Al Hakim katakan bahwa hadits ini shahih sesuai dengan syarat Muslim. Kedua riwayat tadi dikeluarkan pula oleh Al Baihaqi. Kemudian Al Baihaqi katakan, “Jika hadits tersebut shahih, maka mayoritas ulama memahaminya bahwa azan yang dimaksud dalam hadits tersebut adalah azan sebelum terbit fajar shubuh, yaitu maksudnya ketika itu masih boleh minum karena waktu itu adalah beberapa saat sebelum masuk shubuh.
Sedangkan maksud hadits “ketika terbit fajar” bisa dipahami bahwa hadits tersebut bukan perkataan Abu Hurairah, atau bisa jadi pula yang dimaksudkan adalah azan kedua. Sabda Nabi saw, “Jika salah seorang di antara kalian mendengar azan sedangkan bejana (sendok) ada di tangan kalian”, yang dimaksud adalah ketika mendengar azan pertama. Dari sini jadilah ada kecocokan antara hadits Ibnu ‘Umar dan hadits ‘Aisyah.” Dari sini, sinkronlah antara hadits-hadits yang ada. Wabiilahit taufiq, wallahu a’lam.” [Al Majmu' 6/312].
Jika merujuk penjelasan Imam Nawawi di atas, ada baiknya kaum muslimin tidak _mepet_ azan dalam melaksanakan sahur. Apalagi yang biasa sahurnya full menu, bukan sekedar air putih dan kurma.
Memang ada khilafiyah terkait wajibnya berhenti makan saat terdengar azan. Namun berhati-hati adalah anjuran para ulama.
Nabi saw sendiri disebutkan berhenti sahur dengan jarak waktu sekitar mengaji 50 ayat sebelum azan subuh.

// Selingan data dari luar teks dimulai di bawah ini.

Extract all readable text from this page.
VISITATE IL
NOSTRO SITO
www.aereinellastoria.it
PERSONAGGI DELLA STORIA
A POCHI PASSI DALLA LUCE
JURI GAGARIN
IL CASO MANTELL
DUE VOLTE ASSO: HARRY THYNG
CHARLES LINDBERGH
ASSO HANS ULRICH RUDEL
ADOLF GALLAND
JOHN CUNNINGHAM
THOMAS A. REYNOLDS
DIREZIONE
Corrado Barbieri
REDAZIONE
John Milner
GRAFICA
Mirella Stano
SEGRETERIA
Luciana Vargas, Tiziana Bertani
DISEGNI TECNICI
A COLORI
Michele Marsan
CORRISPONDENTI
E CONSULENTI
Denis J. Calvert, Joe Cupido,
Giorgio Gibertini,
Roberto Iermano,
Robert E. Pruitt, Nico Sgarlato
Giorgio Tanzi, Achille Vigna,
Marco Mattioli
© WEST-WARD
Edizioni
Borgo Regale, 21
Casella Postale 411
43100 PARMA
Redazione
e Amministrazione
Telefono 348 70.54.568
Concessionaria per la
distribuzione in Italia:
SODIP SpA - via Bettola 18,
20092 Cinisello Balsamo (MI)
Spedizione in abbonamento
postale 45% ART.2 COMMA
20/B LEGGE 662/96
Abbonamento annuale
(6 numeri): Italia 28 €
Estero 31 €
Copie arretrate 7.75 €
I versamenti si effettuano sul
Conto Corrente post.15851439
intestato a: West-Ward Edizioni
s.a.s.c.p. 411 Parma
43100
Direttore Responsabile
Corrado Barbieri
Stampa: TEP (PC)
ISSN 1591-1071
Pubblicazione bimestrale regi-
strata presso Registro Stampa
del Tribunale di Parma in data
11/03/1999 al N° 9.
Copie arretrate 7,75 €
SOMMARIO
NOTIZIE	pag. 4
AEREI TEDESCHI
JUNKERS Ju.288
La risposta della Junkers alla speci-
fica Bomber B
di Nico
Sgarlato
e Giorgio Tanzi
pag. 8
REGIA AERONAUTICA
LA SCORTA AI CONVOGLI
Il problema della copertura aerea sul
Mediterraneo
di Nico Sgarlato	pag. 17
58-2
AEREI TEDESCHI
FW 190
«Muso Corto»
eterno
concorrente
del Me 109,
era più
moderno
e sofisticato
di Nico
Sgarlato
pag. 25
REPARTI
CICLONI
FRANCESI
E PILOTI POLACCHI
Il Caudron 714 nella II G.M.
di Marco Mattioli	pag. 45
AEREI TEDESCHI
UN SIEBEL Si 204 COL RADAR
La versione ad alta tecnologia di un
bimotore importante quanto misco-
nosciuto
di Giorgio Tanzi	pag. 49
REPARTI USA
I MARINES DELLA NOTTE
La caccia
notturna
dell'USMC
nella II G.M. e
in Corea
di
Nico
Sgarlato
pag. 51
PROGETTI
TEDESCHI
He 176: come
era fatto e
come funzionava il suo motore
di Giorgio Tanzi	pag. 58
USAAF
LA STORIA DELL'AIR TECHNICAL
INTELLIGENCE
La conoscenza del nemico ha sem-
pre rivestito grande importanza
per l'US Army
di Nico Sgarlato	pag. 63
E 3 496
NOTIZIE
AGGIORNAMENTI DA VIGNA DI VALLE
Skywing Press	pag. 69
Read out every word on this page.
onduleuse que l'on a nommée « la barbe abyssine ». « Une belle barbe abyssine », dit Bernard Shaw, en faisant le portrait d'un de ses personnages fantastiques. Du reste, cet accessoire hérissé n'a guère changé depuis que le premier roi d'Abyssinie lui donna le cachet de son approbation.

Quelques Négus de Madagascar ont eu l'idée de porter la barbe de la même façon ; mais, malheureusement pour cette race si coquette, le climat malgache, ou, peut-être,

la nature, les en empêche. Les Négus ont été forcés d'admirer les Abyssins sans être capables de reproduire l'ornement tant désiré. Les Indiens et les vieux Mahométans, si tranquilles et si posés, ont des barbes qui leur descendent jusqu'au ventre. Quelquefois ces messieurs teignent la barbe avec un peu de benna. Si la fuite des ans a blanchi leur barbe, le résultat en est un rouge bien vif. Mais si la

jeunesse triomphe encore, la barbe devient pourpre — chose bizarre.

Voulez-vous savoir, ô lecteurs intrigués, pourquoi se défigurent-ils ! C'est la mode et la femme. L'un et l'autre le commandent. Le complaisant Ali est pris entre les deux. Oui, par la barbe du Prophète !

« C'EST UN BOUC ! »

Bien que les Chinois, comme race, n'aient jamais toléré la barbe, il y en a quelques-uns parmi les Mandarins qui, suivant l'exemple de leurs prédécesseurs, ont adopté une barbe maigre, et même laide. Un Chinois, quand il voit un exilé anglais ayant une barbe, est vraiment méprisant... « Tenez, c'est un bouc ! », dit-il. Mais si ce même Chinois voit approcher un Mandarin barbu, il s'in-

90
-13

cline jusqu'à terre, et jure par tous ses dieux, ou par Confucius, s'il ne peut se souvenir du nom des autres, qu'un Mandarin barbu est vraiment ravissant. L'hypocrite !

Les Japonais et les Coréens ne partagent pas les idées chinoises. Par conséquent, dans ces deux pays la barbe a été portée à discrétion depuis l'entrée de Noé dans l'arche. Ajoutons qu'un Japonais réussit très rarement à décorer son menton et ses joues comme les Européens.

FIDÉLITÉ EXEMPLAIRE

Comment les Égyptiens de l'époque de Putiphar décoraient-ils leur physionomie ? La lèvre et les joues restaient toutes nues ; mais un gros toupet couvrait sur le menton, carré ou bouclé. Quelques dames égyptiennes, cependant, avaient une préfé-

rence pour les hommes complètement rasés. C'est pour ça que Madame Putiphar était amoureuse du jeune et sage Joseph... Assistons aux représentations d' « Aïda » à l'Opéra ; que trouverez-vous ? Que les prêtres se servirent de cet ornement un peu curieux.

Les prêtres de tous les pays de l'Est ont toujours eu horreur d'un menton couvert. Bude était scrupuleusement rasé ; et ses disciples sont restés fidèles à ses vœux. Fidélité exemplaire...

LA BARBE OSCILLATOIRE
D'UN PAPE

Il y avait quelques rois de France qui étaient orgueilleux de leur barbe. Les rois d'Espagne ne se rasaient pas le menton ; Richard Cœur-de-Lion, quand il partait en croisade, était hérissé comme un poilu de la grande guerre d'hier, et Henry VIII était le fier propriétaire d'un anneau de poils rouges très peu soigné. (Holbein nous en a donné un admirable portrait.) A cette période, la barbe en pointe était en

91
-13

“Dari Anas bin Malik ra, bahwasanya Nabi saw dan Zaid bin Tsabit ra pernah makan sahur. Ketika keduanya selesai dari makan sahur, Nabi saw berdiri untuk shalat, lalu beliau mengerjakan shalat. Kami bertanya pada Anas tentang berapa lama antara selesainya makan sahur mereka berdua dan waktu melaksanakan shalat Shubuh. Anas menjawab, ‘Yaitu sekitar seseorang membaca 50 ayat (Al-Qur’an).’ (HR. Bukhari no. 1134 dan Muslim no. 1097).
Ibnu Hajar menyatakan bahwa yang ditanyakan pada Anas adalah jarak waktu antara berakhirnya makan sahur dan dimulainya shalat Shubuh. (Fath Al-Bari, 4/138)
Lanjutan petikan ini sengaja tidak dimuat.